When Divin and his classmates play Organized Basket, he likes to help out and be a group leader. To play the game, Divin and his classmates are divided into teams. Each team is given two baskets and a set of cards—each card featuring a math equation and the equation's answer. The answers to the math equations written on the cards are either right or wrong.

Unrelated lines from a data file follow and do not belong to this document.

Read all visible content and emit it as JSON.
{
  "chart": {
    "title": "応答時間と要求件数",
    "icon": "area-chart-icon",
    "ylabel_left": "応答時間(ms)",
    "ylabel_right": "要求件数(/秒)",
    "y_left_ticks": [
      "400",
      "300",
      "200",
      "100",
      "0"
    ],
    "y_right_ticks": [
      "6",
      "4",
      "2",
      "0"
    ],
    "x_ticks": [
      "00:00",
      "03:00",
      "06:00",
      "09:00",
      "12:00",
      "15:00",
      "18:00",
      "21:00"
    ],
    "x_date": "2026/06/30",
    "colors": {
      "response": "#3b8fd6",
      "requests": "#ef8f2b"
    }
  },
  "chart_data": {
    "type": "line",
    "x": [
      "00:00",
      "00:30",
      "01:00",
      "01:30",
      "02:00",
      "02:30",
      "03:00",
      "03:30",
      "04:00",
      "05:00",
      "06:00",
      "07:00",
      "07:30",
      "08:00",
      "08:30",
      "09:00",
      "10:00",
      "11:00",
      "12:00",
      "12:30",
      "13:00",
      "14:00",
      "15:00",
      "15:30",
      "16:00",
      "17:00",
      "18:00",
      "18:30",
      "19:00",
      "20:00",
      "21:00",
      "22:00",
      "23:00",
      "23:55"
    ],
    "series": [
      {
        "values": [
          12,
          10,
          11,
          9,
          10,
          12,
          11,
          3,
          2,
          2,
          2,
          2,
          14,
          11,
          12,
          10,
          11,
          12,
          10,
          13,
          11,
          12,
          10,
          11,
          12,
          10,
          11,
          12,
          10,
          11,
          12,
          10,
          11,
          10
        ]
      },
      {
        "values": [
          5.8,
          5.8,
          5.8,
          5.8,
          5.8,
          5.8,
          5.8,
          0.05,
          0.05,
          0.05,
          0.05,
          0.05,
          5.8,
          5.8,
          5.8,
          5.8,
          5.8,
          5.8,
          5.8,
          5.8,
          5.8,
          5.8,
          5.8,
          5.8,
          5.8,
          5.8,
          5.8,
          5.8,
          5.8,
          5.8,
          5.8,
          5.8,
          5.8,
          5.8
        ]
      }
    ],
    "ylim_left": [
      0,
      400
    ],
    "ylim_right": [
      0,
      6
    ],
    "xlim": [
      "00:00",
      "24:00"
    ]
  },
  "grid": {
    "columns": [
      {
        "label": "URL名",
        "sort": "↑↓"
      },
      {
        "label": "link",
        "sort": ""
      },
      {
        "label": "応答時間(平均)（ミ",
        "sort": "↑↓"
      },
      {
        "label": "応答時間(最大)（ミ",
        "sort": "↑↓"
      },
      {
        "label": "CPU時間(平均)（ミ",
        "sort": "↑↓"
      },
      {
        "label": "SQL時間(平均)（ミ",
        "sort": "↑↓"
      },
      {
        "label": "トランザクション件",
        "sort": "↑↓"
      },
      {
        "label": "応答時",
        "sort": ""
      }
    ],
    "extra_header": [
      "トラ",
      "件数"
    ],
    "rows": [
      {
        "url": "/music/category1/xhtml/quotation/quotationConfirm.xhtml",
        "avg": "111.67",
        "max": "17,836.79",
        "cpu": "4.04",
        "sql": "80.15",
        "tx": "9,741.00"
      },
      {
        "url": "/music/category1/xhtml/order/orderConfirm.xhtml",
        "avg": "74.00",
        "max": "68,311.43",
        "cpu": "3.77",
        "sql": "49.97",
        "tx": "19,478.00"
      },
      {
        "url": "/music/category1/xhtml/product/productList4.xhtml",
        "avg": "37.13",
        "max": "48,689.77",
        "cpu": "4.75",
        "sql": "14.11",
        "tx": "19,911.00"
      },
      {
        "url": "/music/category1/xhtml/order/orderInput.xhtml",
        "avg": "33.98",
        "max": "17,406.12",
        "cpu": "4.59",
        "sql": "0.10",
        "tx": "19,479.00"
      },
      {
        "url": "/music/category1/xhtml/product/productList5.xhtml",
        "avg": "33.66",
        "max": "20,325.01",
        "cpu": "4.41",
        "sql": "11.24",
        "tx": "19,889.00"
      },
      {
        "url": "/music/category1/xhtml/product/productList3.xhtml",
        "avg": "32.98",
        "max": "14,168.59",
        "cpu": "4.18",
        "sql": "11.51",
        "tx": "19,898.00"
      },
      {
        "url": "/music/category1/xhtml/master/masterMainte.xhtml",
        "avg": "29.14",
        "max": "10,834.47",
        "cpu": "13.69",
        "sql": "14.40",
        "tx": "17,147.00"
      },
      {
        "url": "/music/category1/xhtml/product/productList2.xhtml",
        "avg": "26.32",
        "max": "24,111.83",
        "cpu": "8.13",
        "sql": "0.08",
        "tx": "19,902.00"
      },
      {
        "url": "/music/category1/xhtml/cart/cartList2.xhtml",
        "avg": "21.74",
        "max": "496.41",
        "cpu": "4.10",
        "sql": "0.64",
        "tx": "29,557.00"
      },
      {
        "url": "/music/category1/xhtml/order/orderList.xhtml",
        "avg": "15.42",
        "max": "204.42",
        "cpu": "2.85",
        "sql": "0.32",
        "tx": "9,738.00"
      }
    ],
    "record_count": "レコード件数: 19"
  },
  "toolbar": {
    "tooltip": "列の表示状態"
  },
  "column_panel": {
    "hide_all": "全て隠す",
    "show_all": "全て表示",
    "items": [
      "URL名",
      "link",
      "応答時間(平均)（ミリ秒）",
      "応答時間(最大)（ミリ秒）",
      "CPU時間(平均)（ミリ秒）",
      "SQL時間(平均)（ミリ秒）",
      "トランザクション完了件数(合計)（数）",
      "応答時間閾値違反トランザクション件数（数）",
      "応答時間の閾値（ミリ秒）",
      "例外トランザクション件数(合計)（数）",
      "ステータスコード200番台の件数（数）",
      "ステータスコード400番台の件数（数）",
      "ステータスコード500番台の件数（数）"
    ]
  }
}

Divin outside his classroom at the
GS Cyivugiza Primary School in Kigali, Rwanda
The children place the baskets and the deck of cards at one end of the classroom and then, the children line up in their teams at the opposite end of the room. On the teacher's command: Go!, one child from each team hops to their baskets, takes a card from the deck, reads the math equation out loud and determines if the answer to the equation is correct or not. Then, they toss the card into the appropriate basket: one basket is for the correct math equations; one is for the incorrect math equations. The game requires that the participants have to think quickly. When the game is over, the teacher reviews the cards and the math equations with the students.
"Our teachers use games to help us learn our lessons in school," adds Divin. "Sometimes we get to run. It's so fun and it makes me more interested in the lessons. And I think faster."
Reacting quickly, leading others and being outspoken are new qualities for Divin. Five years ago, when he and his identical twin brother Yves enrolled in nursery school, the only way teachers could tell the two apart was by their performance in the classroom. Yves was confident, social and one of the top three performers in his class. Divin was shy, reserved and doing poorly in all of his subjects—and everybody knew. With over 2000 children in the school, this deeply affected Divin's self-esteem and he started to withdraw inside himself. Slowly, over time Divin began to believe he was inferior to his classmates and would never be as good as his brother. He no longer wanted to come to school and stopped trying to do well in his classes. Divin barely passed Grade 2.
Identical twin brothers, Yves and Dirin
Then in 2015 when Divin was in Grade 3, Right To Play's Play for the Advancement of Quality Education (PAQE) programming was introduced in his school. Trained in Right To Play's play-based methodology of learning, Marthe infused her lessons with fun and inclusive games. Because of Divin's love of playing, his curiosity as piqued immediately. Motivated by each class's learning games, he began to participate, collaborating with his classmates to create and generate ideas and as a result, learn and retain the lessons.
Recently, he scored 67 out of 70 on a math test.
No longer shy, Divin is happy and active, expresses himself easily and with confidence and keeps up with his brother on the playground and in school.
Right To Play's Play for the Advancement of Quality Education (PAQE) programming launched in 2015 in eight countries with financial support from the Government of Canada provided through Global Affairs Canada. In Tanzania, Rwanda and Mozambique, PAQE is further supported by the LEGO Foundation and uses Right To Play's play-based approach to improve learning outcomes for children and youth aged 2 -15 years through a sustainable and replicable child-centered, play-based learning model.